Methane nucleation in the atmosphere of Neptune

Observations and modelling of albedo, cloud cover, and aerosols on Neptune (e.g. Lockwood and Thompson, Nature 280, 1979; Irwin et al, JGR Planets 127, 2022; Chavez et al, Icarus 404, 2023) have been ongoing for a long time. A feature that has yet to be fully explained is the (anti)correlation between the albedo and the 11-year solar cycle.

UV light, which varies highly with solar activity, can affect photochemistry by photolysis of methane, which can lead to haze formation (Romani and Atreya, Icarus 74(3), 1988) and under the right conditions methane can form aerosols by itself. Ionization by galactic cosmic rays can enhance aerosol nucleation rates by lowering the Gibbs free energy barrier for stable cluster formation.

In this work we calculate neutral homogeneous nucleation rates for methane as well as the corresponding ion-induced heterogeneous nucleation rates. We do this both for vertical profiles and horizontal maps of the Neptunian atmosphere.

The starting point is the ISO atmospheric profile for a hot, cold, and nominal Neptune atmosphere. This is combined with a simple methane distribution model constrained by observational values in the troposphere and stratosphere. From this the Gibbs free energy for homogeneous nucleation is calculated, giving the neutral nucleation rate.
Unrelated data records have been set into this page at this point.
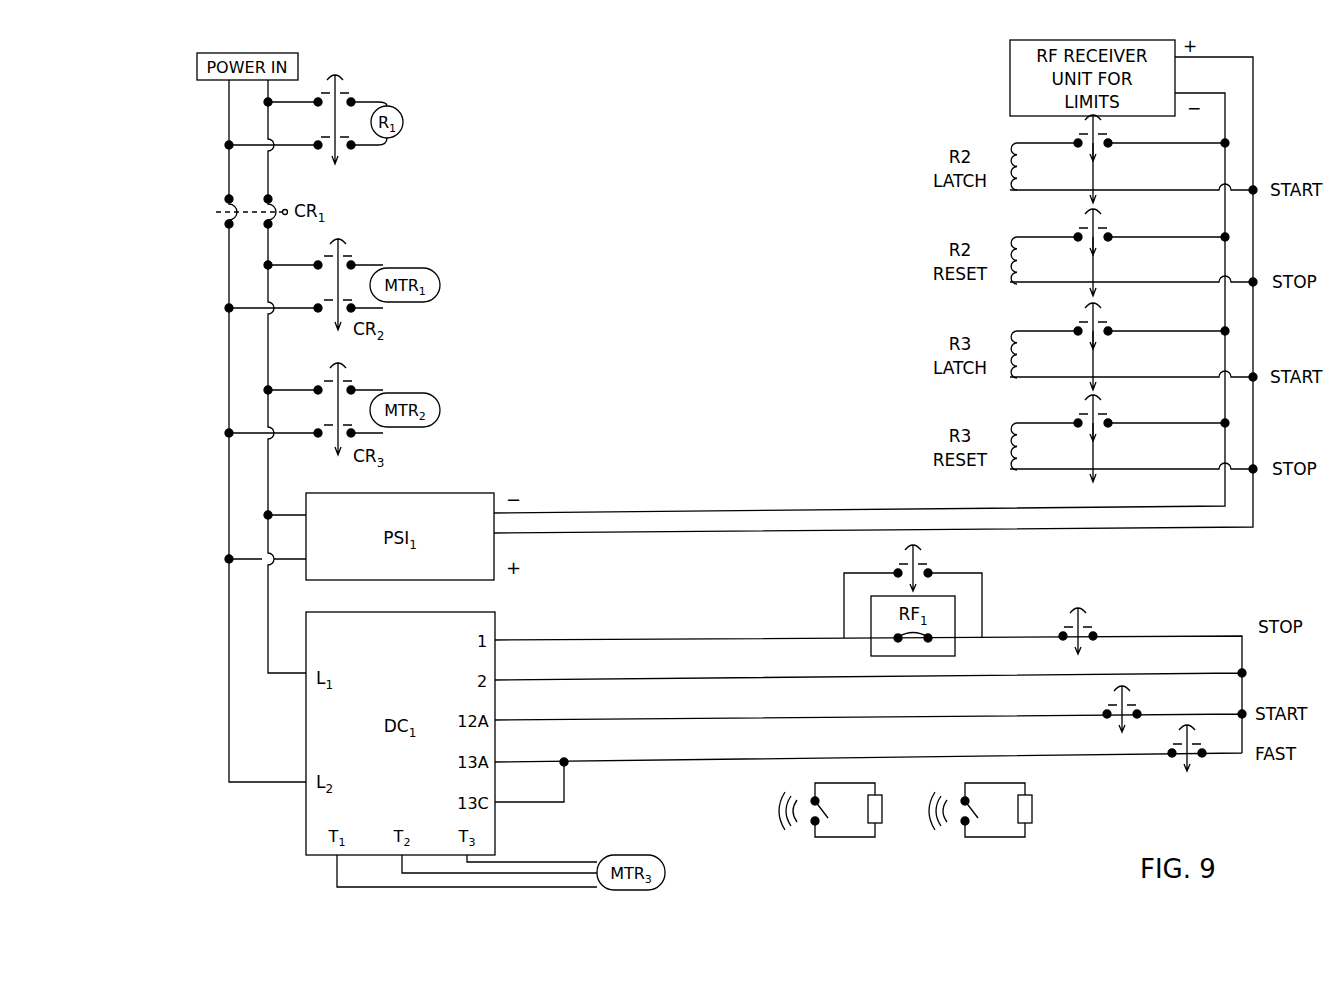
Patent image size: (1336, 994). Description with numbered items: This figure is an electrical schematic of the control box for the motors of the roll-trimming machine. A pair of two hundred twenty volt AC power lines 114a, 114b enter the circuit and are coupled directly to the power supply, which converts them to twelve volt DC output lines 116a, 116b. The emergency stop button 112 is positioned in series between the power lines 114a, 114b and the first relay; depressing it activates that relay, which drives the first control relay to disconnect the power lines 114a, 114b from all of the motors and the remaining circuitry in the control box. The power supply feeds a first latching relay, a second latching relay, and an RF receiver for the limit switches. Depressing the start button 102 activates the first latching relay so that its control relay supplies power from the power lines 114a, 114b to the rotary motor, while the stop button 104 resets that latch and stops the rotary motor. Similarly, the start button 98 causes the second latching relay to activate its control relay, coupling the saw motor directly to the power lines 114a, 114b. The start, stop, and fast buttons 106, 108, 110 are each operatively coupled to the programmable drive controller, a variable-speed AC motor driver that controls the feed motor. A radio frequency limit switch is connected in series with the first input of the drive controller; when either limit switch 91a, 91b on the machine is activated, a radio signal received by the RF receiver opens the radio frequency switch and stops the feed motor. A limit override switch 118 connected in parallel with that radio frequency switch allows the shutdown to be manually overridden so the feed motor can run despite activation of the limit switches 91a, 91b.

The power line 114a is at (226, 338).
The power line 114b is at (266, 370).
The DC output line 116a is at (640, 512).
The DC output line 116b is at (582, 532).
The start button 102 is at (1111, 148).
The stop button 104 is at (1111, 242).
The start button 98 is at (1111, 336).
The emergency stop button 112 is at (1111, 428).
The limit override switch 118 is at (932, 567).
The stop button 108 is at (1097, 641).
The start button 106 is at (1104, 721).
The fast button 110 is at (1170, 764).
The limit switch 91a is at (883, 813).
The limit switch 91b is at (1033, 812).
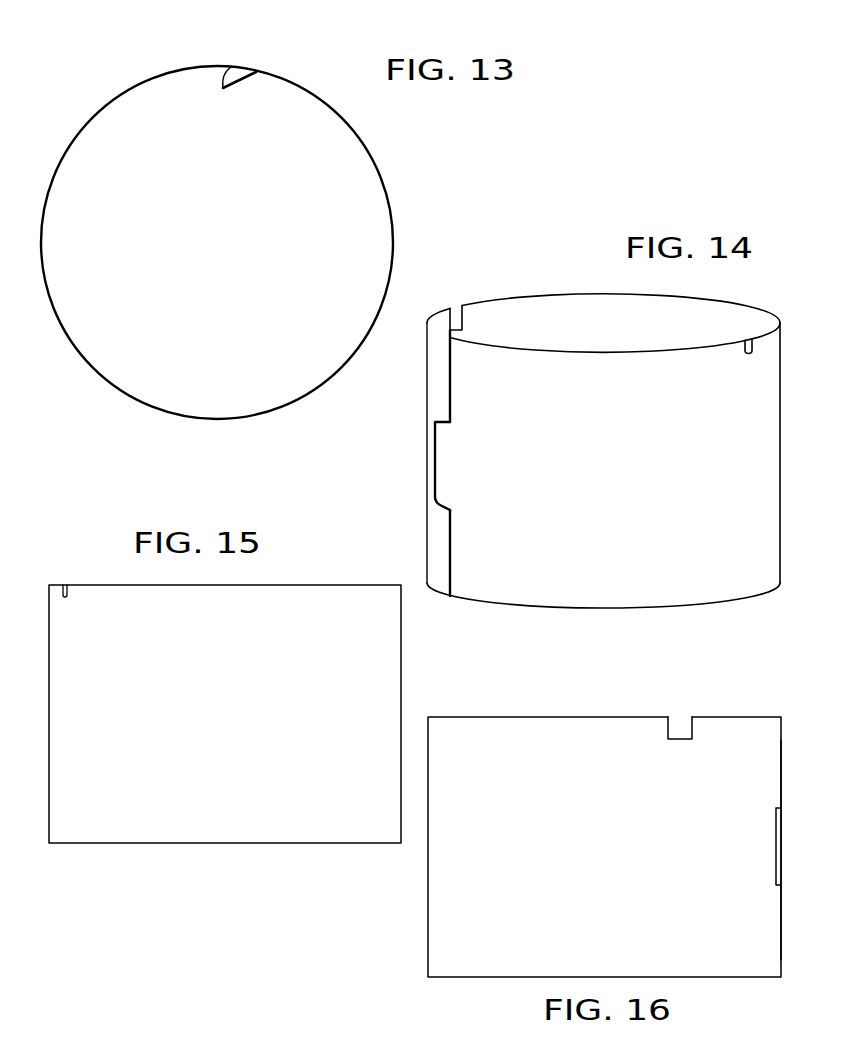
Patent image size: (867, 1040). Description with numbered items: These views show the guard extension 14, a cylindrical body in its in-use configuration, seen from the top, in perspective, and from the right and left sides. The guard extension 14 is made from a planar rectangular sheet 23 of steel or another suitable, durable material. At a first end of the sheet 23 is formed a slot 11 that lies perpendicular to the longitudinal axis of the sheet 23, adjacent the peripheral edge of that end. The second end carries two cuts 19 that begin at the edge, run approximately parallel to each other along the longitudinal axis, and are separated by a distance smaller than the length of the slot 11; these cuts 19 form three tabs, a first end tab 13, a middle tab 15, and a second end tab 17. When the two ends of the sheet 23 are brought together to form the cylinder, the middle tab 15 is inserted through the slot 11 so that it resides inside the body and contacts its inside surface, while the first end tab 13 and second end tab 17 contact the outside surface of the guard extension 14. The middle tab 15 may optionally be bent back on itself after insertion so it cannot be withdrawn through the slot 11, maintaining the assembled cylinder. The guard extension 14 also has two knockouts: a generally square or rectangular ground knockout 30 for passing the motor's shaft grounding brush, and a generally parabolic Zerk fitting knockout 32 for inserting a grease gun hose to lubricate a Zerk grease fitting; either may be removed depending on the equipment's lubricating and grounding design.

In FIG. 13, the guard extension 14 is at (79, 89).
In FIG. 14, the guard extension 14 is at (533, 255).
In FIG. 13, the middle tab 15 is at (233, 68).
In FIG. 16, the middle tab 15 is at (781, 866).
In FIG. 14, the first end tab 13 is at (450, 387).
In FIG. 14, the cuts 19 is at (450, 427).
In FIG. 14, the second end tab 17 is at (450, 550).
In FIG. 15, the rectangular sheet 23 is at (224, 843).
In FIG. 16, the rectangular sheet 23 is at (495, 978).
In FIG. 15, the Zerk fitting knockout 32 is at (64, 585).
In FIG. 16, the ground knockout 30 is at (677, 728).
In FIG. 16, the slot 11 is at (777, 843).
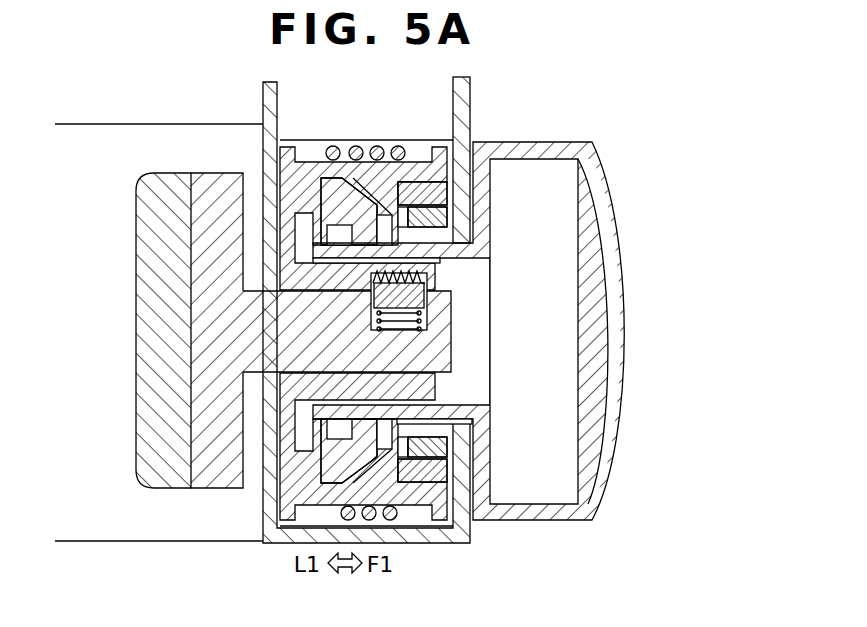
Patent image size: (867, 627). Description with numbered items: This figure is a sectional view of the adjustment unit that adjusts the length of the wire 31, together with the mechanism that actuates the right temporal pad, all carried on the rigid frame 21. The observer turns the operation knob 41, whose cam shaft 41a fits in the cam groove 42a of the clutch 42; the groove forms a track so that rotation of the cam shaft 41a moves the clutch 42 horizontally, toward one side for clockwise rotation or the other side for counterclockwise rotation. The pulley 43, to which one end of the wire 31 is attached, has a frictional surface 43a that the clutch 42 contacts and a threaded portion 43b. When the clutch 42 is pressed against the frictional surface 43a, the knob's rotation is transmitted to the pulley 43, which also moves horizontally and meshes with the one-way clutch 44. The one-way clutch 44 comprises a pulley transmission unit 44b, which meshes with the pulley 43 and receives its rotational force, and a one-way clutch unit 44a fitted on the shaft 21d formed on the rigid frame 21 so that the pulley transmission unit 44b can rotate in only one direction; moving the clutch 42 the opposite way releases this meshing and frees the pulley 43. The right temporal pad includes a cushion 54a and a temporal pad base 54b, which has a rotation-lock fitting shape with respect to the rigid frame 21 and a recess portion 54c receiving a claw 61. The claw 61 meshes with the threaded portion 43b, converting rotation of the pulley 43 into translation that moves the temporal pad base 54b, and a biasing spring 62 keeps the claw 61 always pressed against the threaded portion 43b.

The rigid frame 21 is at (465, 122).
The shaft 21d is at (465, 427).
The wire 31 is at (338, 150).
The operation knob 41 is at (612, 298).
The cam shaft 41a is at (370, 445).
The clutch 42 is at (352, 195).
The cam groove 42a is at (342, 428).
The pulley 43 is at (432, 167).
The frictional surface 43a is at (374, 190).
The threaded portion 43b is at (423, 272).
The one-way clutch 44 is at (575, 307).
The one-way clutch unit 44a is at (437, 220).
The pulley transmission unit 44b is at (440, 195).
The cushion 54a is at (163, 307).
The temporal pad base 54b is at (207, 250).
The recess portion 54c is at (372, 316).
The claw 61 is at (410, 300).
The biasing spring 62 is at (428, 322).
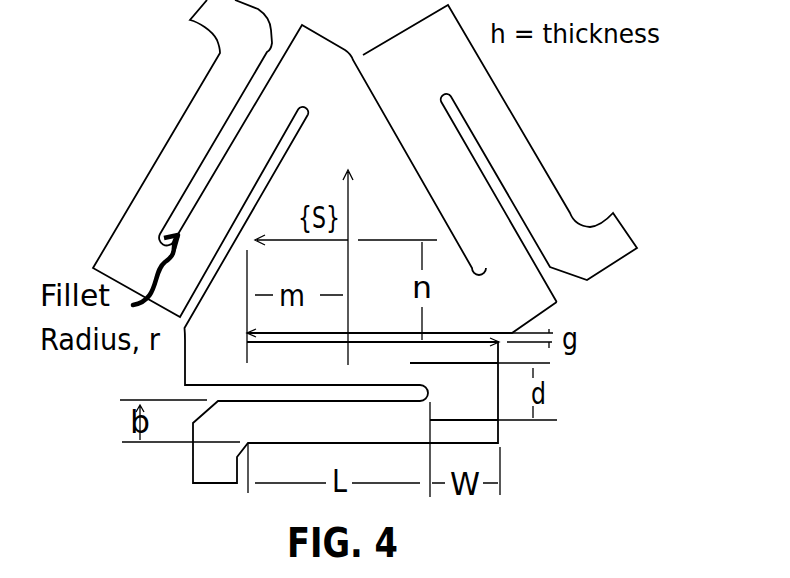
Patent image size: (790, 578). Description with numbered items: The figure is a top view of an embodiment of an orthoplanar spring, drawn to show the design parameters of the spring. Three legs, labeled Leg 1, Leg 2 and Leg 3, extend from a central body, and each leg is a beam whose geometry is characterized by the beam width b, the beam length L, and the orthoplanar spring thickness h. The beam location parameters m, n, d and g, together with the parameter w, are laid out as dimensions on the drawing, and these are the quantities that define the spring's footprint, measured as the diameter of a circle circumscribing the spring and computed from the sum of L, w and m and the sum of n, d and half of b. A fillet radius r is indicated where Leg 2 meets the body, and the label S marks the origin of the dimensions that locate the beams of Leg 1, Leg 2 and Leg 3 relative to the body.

The Leg 1 is at (286, 439).
The Leg 2 is at (195, 158).
The Leg 3 is at (500, 153).
The central body of clip body is at (365, 254).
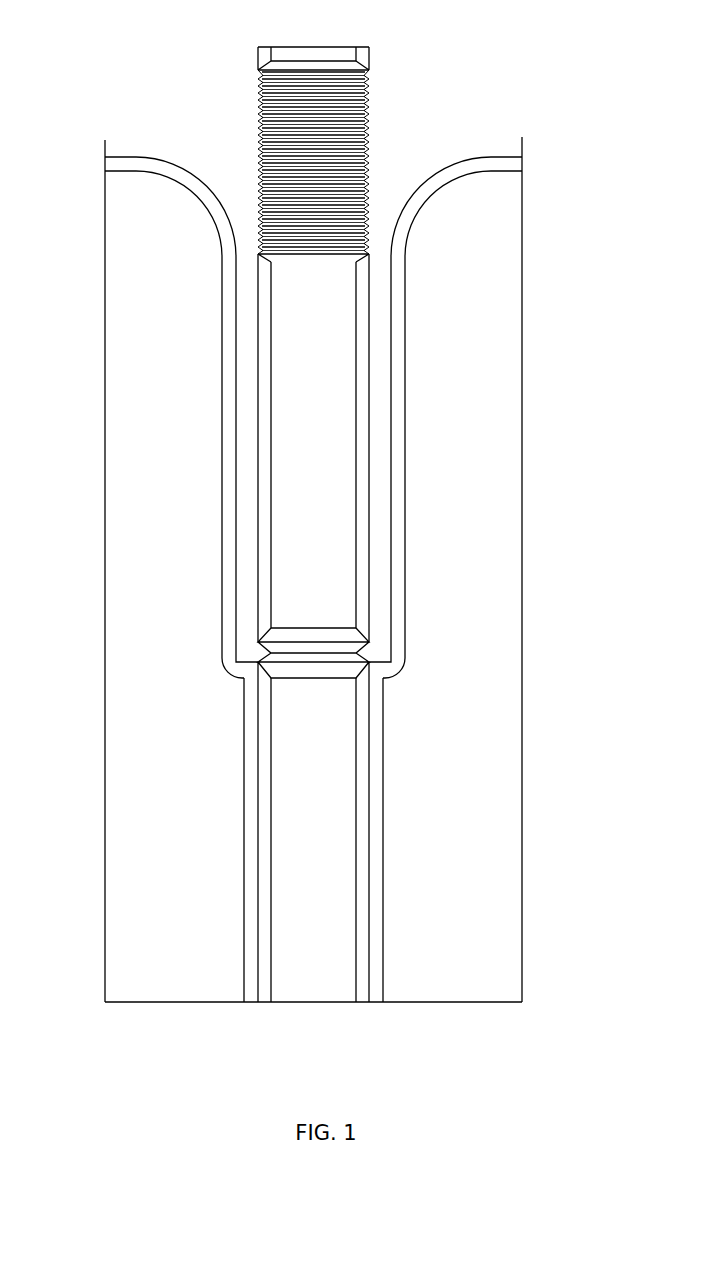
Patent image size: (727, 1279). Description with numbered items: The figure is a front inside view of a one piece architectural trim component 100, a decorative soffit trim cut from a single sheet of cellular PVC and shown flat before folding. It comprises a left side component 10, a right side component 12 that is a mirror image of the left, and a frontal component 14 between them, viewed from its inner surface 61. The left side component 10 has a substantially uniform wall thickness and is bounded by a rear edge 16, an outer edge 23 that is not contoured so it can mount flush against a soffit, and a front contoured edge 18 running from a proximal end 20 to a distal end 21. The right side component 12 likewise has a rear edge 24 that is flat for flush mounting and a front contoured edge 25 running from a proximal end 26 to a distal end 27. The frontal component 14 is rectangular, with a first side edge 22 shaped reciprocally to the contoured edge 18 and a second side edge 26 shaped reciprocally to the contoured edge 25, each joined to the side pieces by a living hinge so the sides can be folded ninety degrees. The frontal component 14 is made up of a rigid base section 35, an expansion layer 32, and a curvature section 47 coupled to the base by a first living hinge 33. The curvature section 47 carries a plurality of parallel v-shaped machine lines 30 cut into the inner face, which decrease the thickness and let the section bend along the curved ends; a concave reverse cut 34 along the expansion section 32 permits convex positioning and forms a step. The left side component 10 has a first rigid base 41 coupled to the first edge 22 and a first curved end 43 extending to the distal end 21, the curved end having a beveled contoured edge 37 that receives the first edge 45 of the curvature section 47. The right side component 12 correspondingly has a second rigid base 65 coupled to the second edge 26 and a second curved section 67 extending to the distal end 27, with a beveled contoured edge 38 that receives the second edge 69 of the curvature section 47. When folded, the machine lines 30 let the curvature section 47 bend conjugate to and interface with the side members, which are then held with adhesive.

The architectural trim component 100 is at (312, 1002).
The left side component 10 is at (143, 983).
The right side component 12 is at (483, 983).
The frontal component 14 is at (278, 1002).
The rear edge 16 is at (244, 963).
The front contoured edge 18 is at (258, 915).
The proximal end 20 is at (187, 1002).
The distal end 21 is at (105, 158).
The contoured edge 22 is at (258, 893).
The outer edge 23 is at (105, 852).
The rear edge 24 is at (522, 852).
The front contoured edge 25 is at (369, 915).
The second side edge 26 is at (369, 861).
The distal end 27 is at (522, 158).
The machine lines 30 is at (369, 171).
The expansion layer 32 is at (292, 582).
The first living hinge 33 is at (178, 214).
The reverse cut 34 is at (369, 642).
The base section 35 is at (323, 983).
The contoured edge 37 is at (190, 187).
The contoured edge 38 is at (437, 187).
The first rigid base 41 is at (125, 803).
The first curved end 43 is at (126, 283).
The first edge 45 is at (258, 85).
The curvature section 47 is at (313, 62).
The inner surface 61 is at (328, 840).
The second rigid base 65 is at (500, 803).
The second curved section 67 is at (500, 283).
The second edge 69 is at (369, 85).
We then find ionization rates, based on galactic cosmic ray proton flux maps generated from calculations of cut-off rigidities derived from the magnetic field model of Neptune (Connerney et al, ASR 12(8), 1992) and a particle trajectory program (the Geomagnetic Cutoff Rigidity Computer Program by Smart and Shea, 2001, Tech. Rep. No. 20010071975).

From the ionization rates the ion-induced nucleation rate can be found. We then compare the neutral and ion-induced nucleation rates for a vertical profile to identify which altitudes are dominated by which process.

Horizontal maps at altitudes where the nucleation rates are not dominated by neutral nucleation can then be generated. By using latitudinal variations in the methane concentration in combination with the ionization maps we can identify a geographic distribution of where ion-induced nucleation may play a significant role in the generation of aerosols.